While it’s not for me, though the ghost story aspect comes really close in making me want more, I can definitely see why so many people really loved it. It’s not just a lazy otaku pandering show, though there’s plenty of that if you are a lazy otaku obsessed with specific character traits and slang, but it has a distinct visual style that will appeal to the aesthetes too.
Dance in the Vampire Bund Episode 1
This time round Shinbo is working with Naoyuki Konno (009-1, Cyborg 009, Kikaider) as animation director and character design, and again, the animation director’s own individuality shines through. Though it’s worth noting that it’s Masahiro Sonoda credited as series director, with Shinbo just listed as director.

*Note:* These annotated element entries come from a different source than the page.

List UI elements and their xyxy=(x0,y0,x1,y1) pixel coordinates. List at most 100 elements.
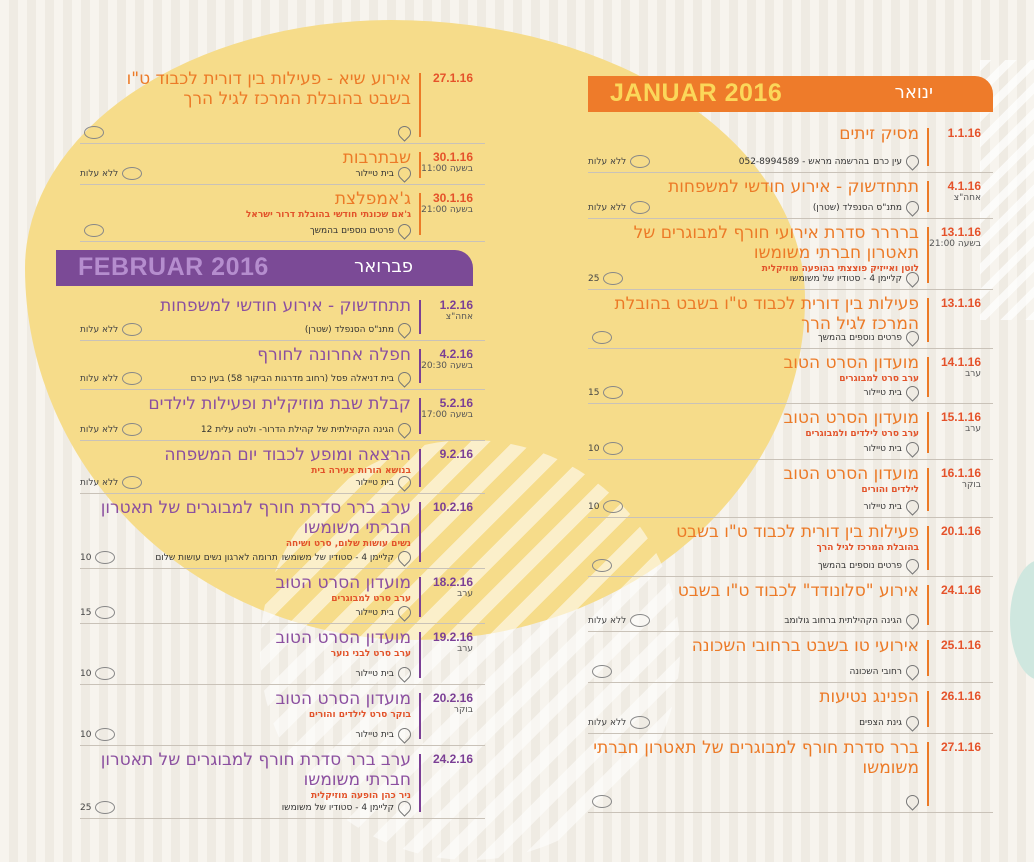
event-location-text: בית דניאלה פסל (רחוב מדרגות הביקור 58) ב… xyxy=(190,373,394,384)
event-divider xyxy=(419,349,421,383)
event-location-text: קליימן 4 - סטודיו של משומשו xyxy=(789,273,902,284)
event-row: 24.1.16 אירוע "סלונודד" לכבוד ט"ו בשבט הגי… xyxy=(588,577,993,632)
event-price-text: 25 xyxy=(80,802,92,813)
event-row: 4.2.16 בשעה 20:30 חפלה אחרונה לחורף בית דני… xyxy=(80,341,485,390)
event-price xyxy=(588,665,612,678)
event-divider xyxy=(927,128,929,166)
event-location-text: הגינה הקהילתית ברחוב גולומב xyxy=(784,615,902,626)
event-title: מועדון הסרט הטוב xyxy=(275,573,411,593)
event-price: 10 xyxy=(588,500,624,513)
location-pin-icon xyxy=(903,662,922,681)
event-body: הרצאה ומופע לכבוד יום המשפחה בנושא הורות … xyxy=(80,445,411,477)
event-date: 10.2.16 xyxy=(432,500,473,514)
event-date: 27.1.16 xyxy=(432,71,473,85)
location-pin-icon xyxy=(903,556,922,575)
ticket-icon xyxy=(630,614,651,627)
event-date-box: 24.2.16 xyxy=(421,752,485,766)
event-date-box: 25.1.16 xyxy=(929,638,993,652)
event-location-text: פרטים נוספים בהמשך xyxy=(309,225,394,236)
event-divider xyxy=(419,73,421,137)
event-row: 13.1.16 בשעה 21:00 ברררר סדרת אירועי חורף … xyxy=(588,219,993,290)
event-price: 10 xyxy=(588,442,624,455)
event-location-text: בית טיילור xyxy=(355,668,394,679)
event-price-text: 15 xyxy=(588,387,600,398)
event-title: מסיק זיתים xyxy=(839,124,919,144)
event-date-box: 5.2.16 בשעה 17:00 xyxy=(421,396,485,420)
event-date: 26.1.16 xyxy=(940,689,981,703)
event-location: רחובי השכונה xyxy=(846,662,922,681)
event-body: פעילות בין דורית לכבוד ט"ו בשבט בהובלת ה… xyxy=(588,294,919,334)
ticket-icon xyxy=(630,716,651,729)
event-price: 25 xyxy=(588,272,624,285)
event-body: מועדון הסרט הטוב בוקר סרט לילדים והורים xyxy=(80,689,411,721)
event-location-text: בית טיילור xyxy=(863,443,902,454)
event-price-text: 10 xyxy=(80,729,92,740)
event-title: פעילות בין דורית לכבוד ט"ו בשבט xyxy=(676,522,919,542)
event-date: 18.2.16 xyxy=(432,575,473,589)
ticket-icon xyxy=(122,323,143,336)
event-row: 10.2.16 ערב ברר סדרת חורף למבוגרים של תאט… xyxy=(80,494,485,569)
event-date-box: 16.1.16 בוקר xyxy=(929,466,993,490)
event-note: לילדים והורים xyxy=(861,485,919,495)
location-pin-icon xyxy=(903,269,922,288)
event-location: מתנ"ס הסנפלד (שטרן) xyxy=(809,198,922,217)
event-location-text: בית טיילור xyxy=(355,729,394,740)
event-location: קליימן 4 - סטודיו של משומשו xyxy=(786,269,922,288)
event-row: 5.2.16 בשעה 17:00 קבלת שבת מוזיקלית ופעילו… xyxy=(80,390,485,441)
event-divider xyxy=(419,152,421,178)
event-title: הפנינג נטיעות xyxy=(819,687,919,707)
event-row: 27.1.16 ברר סדרת חורף למבוגרים של תאטרון … xyxy=(588,734,993,813)
event-price-text: ללא עלות xyxy=(80,373,119,384)
event-body: מועדון הסרט הטוב לילדים והורים xyxy=(588,464,919,496)
location-pin-icon xyxy=(395,221,414,240)
event-title: ג'אמפלצת xyxy=(334,189,411,209)
february-event-list: 1.2.16 אחה"צ תתחדשוק - אירוע חודשי למשפחות… xyxy=(80,292,485,819)
event-date-box: 4.1.16 אחה"צ xyxy=(929,179,993,203)
event-price-text: ללא עלות xyxy=(588,202,627,213)
event-divider xyxy=(927,526,929,570)
event-price: 10 xyxy=(80,728,116,741)
event-price-text: ללא עלות xyxy=(80,324,119,335)
location-pin-icon xyxy=(903,439,922,458)
event-title: שבתרבות xyxy=(342,148,411,168)
event-location: קליימן 4 - סטודיו של משומשו תרומה לארגון … xyxy=(155,548,414,567)
event-location-text: בית טיילור xyxy=(355,477,394,488)
event-price: ללא עלות xyxy=(588,716,651,729)
january-heading-latin: JANUAR 2016 xyxy=(610,79,783,107)
event-date: 30.1.16 xyxy=(432,150,473,164)
event-note: ג'אם שכונתי חודשי בהובלת דרור ישראל xyxy=(245,210,411,220)
event-note: בוקר סרט לילדים והורים xyxy=(308,710,411,720)
event-price: ללא עלות xyxy=(588,155,651,168)
event-row: 19.2.16 ערב מועדון הסרט הטוב ערב סרט לבני נ… xyxy=(80,624,485,685)
event-location: הגינה הקהילתית ברחוב גולומב xyxy=(780,611,922,630)
event-divider xyxy=(927,227,929,283)
ticket-icon xyxy=(122,167,143,180)
ticket-icon xyxy=(95,667,116,680)
event-body: הפנינג נטיעות xyxy=(588,687,919,707)
ticket-icon xyxy=(603,272,624,285)
ticket-icon xyxy=(603,500,624,513)
event-date-box: 30.1.16 בשעה 21:00 xyxy=(421,191,485,215)
location-pin-icon xyxy=(395,164,414,183)
event-date: 27.1.16 xyxy=(940,740,981,754)
ticket-icon xyxy=(122,476,143,489)
event-time: בשעה 21:00 xyxy=(929,239,981,249)
event-title: ערב ברר סדרת חורף למבוגרים של תאטרון חבר… xyxy=(100,498,411,538)
event-location: בית טיילור xyxy=(351,725,414,744)
ticket-icon xyxy=(592,795,612,808)
event-title: פעילות בין דורית לכבוד ט"ו בשבט בהובלת ה… xyxy=(614,294,919,334)
event-row: 20.1.16 פעילות בין דורית לכבוד ט"ו בשבט בה… xyxy=(588,518,993,577)
event-location-text: קליימן 4 - סטודיו של משומשו xyxy=(281,802,394,813)
event-body: ערב ברר סדרת חורף למבוגרים של תאטרון חבר… xyxy=(80,750,411,802)
event-row: 14.1.16 ערב מועדון הסרט הטוב ערב סרט למבוגר… xyxy=(588,349,993,404)
event-location: בית טיילור xyxy=(351,473,414,492)
event-price-text: 10 xyxy=(588,501,600,512)
event-body: ברר סדרת חורף למבוגרים של תאטרון חברתי מ… xyxy=(588,738,919,778)
event-price xyxy=(588,559,612,572)
event-date-box: 14.1.16 ערב xyxy=(929,355,993,379)
event-price: ללא עלות xyxy=(80,423,143,436)
location-pin-icon xyxy=(903,328,922,347)
event-price xyxy=(588,795,612,808)
location-pin-icon xyxy=(395,123,414,142)
event-price: ללא עלות xyxy=(588,614,651,627)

Once more the show suffers from its source material. Not only does it feel like someone’s Vampire The Masquerade campaign, but the lead is one of those HONEST GUV THEY’RE OVER EIGHTEEN characters that crop in both anime and vampire fiction far too often. And so was absolutely guaranteed to show up in the new vampire anime from the makers of Moonphase. As clever as the actual set up of this first episode is, it’s not enough to get me to follow the adventures of an underage vampire princess and her lycanthropic bodyguard.

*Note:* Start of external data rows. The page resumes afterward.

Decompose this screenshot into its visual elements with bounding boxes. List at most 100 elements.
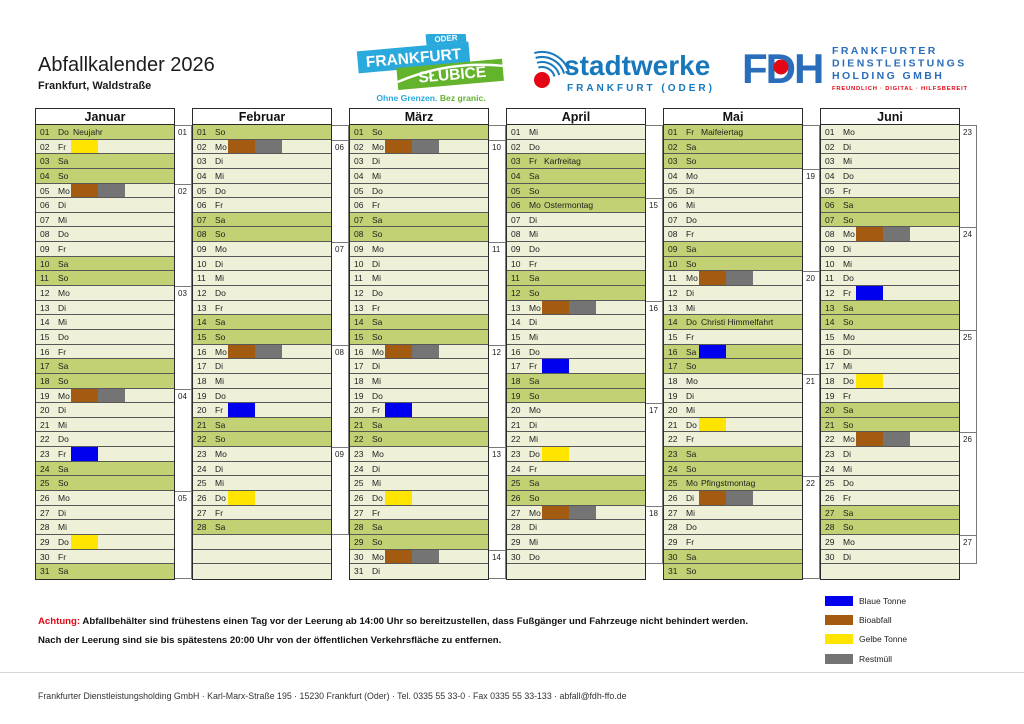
bio-marker (856, 432, 883, 447)
week-cell (175, 300, 192, 316)
weekday-label: Sa (215, 522, 226, 533)
day-number: 18 (197, 375, 207, 386)
day-row: 10 So (664, 256, 802, 272)
month-table: März 01 So 02 Mo 03 Di 04 Mi 05 Do 06 Fr 07 Sa 08 So 09 Mo… (349, 108, 489, 580)
day-number: 25 (668, 478, 678, 489)
day-row: 10 Sa (36, 256, 174, 272)
day-number: 09 (354, 244, 364, 255)
day-number: 26 (354, 493, 364, 504)
day-number: 30 (354, 551, 364, 562)
holiday-label: Karfreitag (544, 156, 581, 167)
day-row: 10 Di (350, 256, 488, 272)
week-cell (332, 168, 349, 184)
day-row: 10 Di (193, 256, 331, 272)
weekday-label: Fr (58, 551, 67, 562)
weekday-label: Do (529, 141, 540, 152)
week-number: 03 (175, 286, 192, 301)
legend-label: Restmüll (859, 653, 893, 664)
day-number: 22 (40, 434, 50, 445)
week-cell (332, 388, 349, 404)
week-cell (489, 315, 506, 330)
day-number: 05 (668, 185, 678, 196)
day-number: 23 (668, 449, 678, 460)
day-row: 03 Di (350, 154, 488, 169)
week-cell (646, 315, 663, 330)
week-cell (332, 286, 349, 301)
day-row: 30 Di (821, 549, 959, 565)
day-number: 19 (40, 390, 50, 401)
weekday-label: Fr (215, 405, 224, 416)
weekday-label: Mo (843, 229, 855, 240)
week-cell (489, 373, 506, 389)
day-number: 07 (354, 214, 364, 225)
weekday-label: So (372, 331, 383, 342)
month-table: Januar 01 Do Neujahr 02 Fr 03 Sa 04 So 05 Mo 06 Di 07 M… (35, 108, 175, 580)
day-number: 13 (197, 302, 207, 313)
day-row: 07 Sa (350, 212, 488, 228)
week-cell (489, 403, 506, 418)
weekday-label: Sa (372, 419, 383, 430)
week-cell (803, 315, 820, 330)
month-block-2: Februar 01 So 02 Mo 03 Di 04 Mi 05 Do 06 Fr 07 Sa 08 So 0… (192, 108, 350, 580)
week-number: 20 (803, 271, 820, 287)
weekday-label: Do (58, 434, 69, 445)
weekday-label: Do (58, 229, 69, 240)
weekday-label: Mo (58, 493, 70, 504)
day-row: 24 Mi (821, 461, 959, 477)
week-cell (803, 344, 820, 360)
day-row: 28 So (821, 520, 959, 535)
week-cell (332, 256, 349, 272)
day-row: 14 So (821, 315, 959, 330)
week-cell (646, 549, 663, 565)
day-row: 20 Mo (507, 403, 645, 418)
day-number: 06 (354, 200, 364, 211)
week-cell (646, 256, 663, 272)
week-cell (175, 271, 192, 287)
weekday-label: So (372, 229, 383, 240)
day-row: 06 Mi (664, 198, 802, 213)
week-cell (803, 154, 820, 169)
weekday-label: Fr (215, 200, 224, 211)
day-number: 05 (825, 185, 835, 196)
weekday-label: So (372, 536, 383, 547)
day-row: 17 So (664, 359, 802, 374)
fs-arc (397, 63, 503, 84)
day-row: 27 Di (36, 505, 174, 521)
week-cell (332, 271, 349, 287)
day-row: 30 Sa (664, 549, 802, 565)
week-cell (489, 534, 506, 550)
day-row: 21 Sa (193, 417, 331, 433)
week-cell (489, 461, 506, 477)
day-number: 01 (354, 127, 364, 137)
day-row: 20 Mi (664, 403, 802, 418)
weekday-label: Mo (843, 434, 855, 445)
day-row: 23 Mo (350, 447, 488, 462)
weekday-label: Di (843, 141, 852, 152)
weekday-label: So (843, 214, 854, 225)
week-cell (960, 256, 977, 272)
week-cell (489, 300, 506, 316)
week-cell (803, 359, 820, 374)
legend-item-rest: Restmüll (825, 649, 907, 668)
week-cell (803, 447, 820, 462)
day-row: 15 Mo (821, 329, 959, 345)
day-number: 02 (354, 141, 364, 152)
weekday-label: Fr (58, 449, 67, 460)
day-number: 18 (825, 375, 835, 386)
week-cell (489, 256, 506, 272)
week-cell (489, 417, 506, 433)
day-number: 19 (825, 390, 835, 401)
day-number: 20 (40, 405, 50, 416)
day-number: 30 (511, 551, 521, 562)
day-row: 17 Sa (36, 359, 174, 374)
week-cell (489, 212, 506, 228)
day-row: 24 So (664, 461, 802, 477)
week-cell (332, 417, 349, 433)
day-row: 24 Di (350, 461, 488, 477)
week-cell (803, 432, 820, 448)
week-column: 19 20 21 22 (803, 125, 820, 579)
week-cell (803, 212, 820, 228)
empty-row (507, 564, 645, 579)
weekday-label: Di (843, 346, 852, 357)
day-row: 18 Mo (664, 373, 802, 389)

What is clever about this episode, is it takes the artifice of the Shaft/Shinbo aesthetic and finds a way to make it work in a realistic fashion. The entire episode takes place on a variety panel show where celebrities are debating the existence, or not, of vampires. This gives them an opportunity to actually work their fetishes for typography and monologues into the story in a way that feels natural, rather than cutting to subliminal interstitials or unnatural camera angles. Here that’s all part of the fictional TV show within the show.
Watching it again in light of watching Bakemonogatari though, as clever as the device of the TV show is, it doesn’t do as a good a job of hiding the weaknesses of the story. Though they’ve really got their work cut out on hiding the weaknesses in Nozomu Tamaki’s trashy manga, so I can cut them some slack. Won’t be coming back for more though.
Baka to Test to Shoukanjuu Episode 1
And what we have here is SHAFT-lite. Or shite for short.
If it wasn’t for so many SHAFT alumni on the staff, it’d be really easy to accuse this of blatant me-too-ing of their formula of abstract design. Oh what the hell, it’s a blatant attempt at recreating the formula that’s served SHAFT well on a lower budget and with less able hands.
Most egregiously you can see it in the ending credits which hamfistedly tries to do what Shinbo does with typography to the English translation of the songs lyrics. And fails miserably. But that’s just the topper on a show that clumsily tries for a minimalist “manga on the screen” approach along the likes of Sayonara ZetsubÅ Sensei. Unlike that show, they haven’t got a decent manga to crib for the design notes, and so they just end up sticking ziptone everywhere willy nilly.
Which is a shame, as the actual concept for the series is fine, even though it feels like a failed pitch for a DS game that someone turned into a light novel. Classes at a bizarre school fight one another in exam battles, involving the summoning of super-deformed versions of themselves. Combined with the visuals of the battles, in particularly the overhead views of characters like pieces in a tactical board game, it leaves you with the impression that someone really wants this made into a videogame at some point.
However videogame aesthetics do not a good cartoon make, particularly when the game doesn’t even exist yet.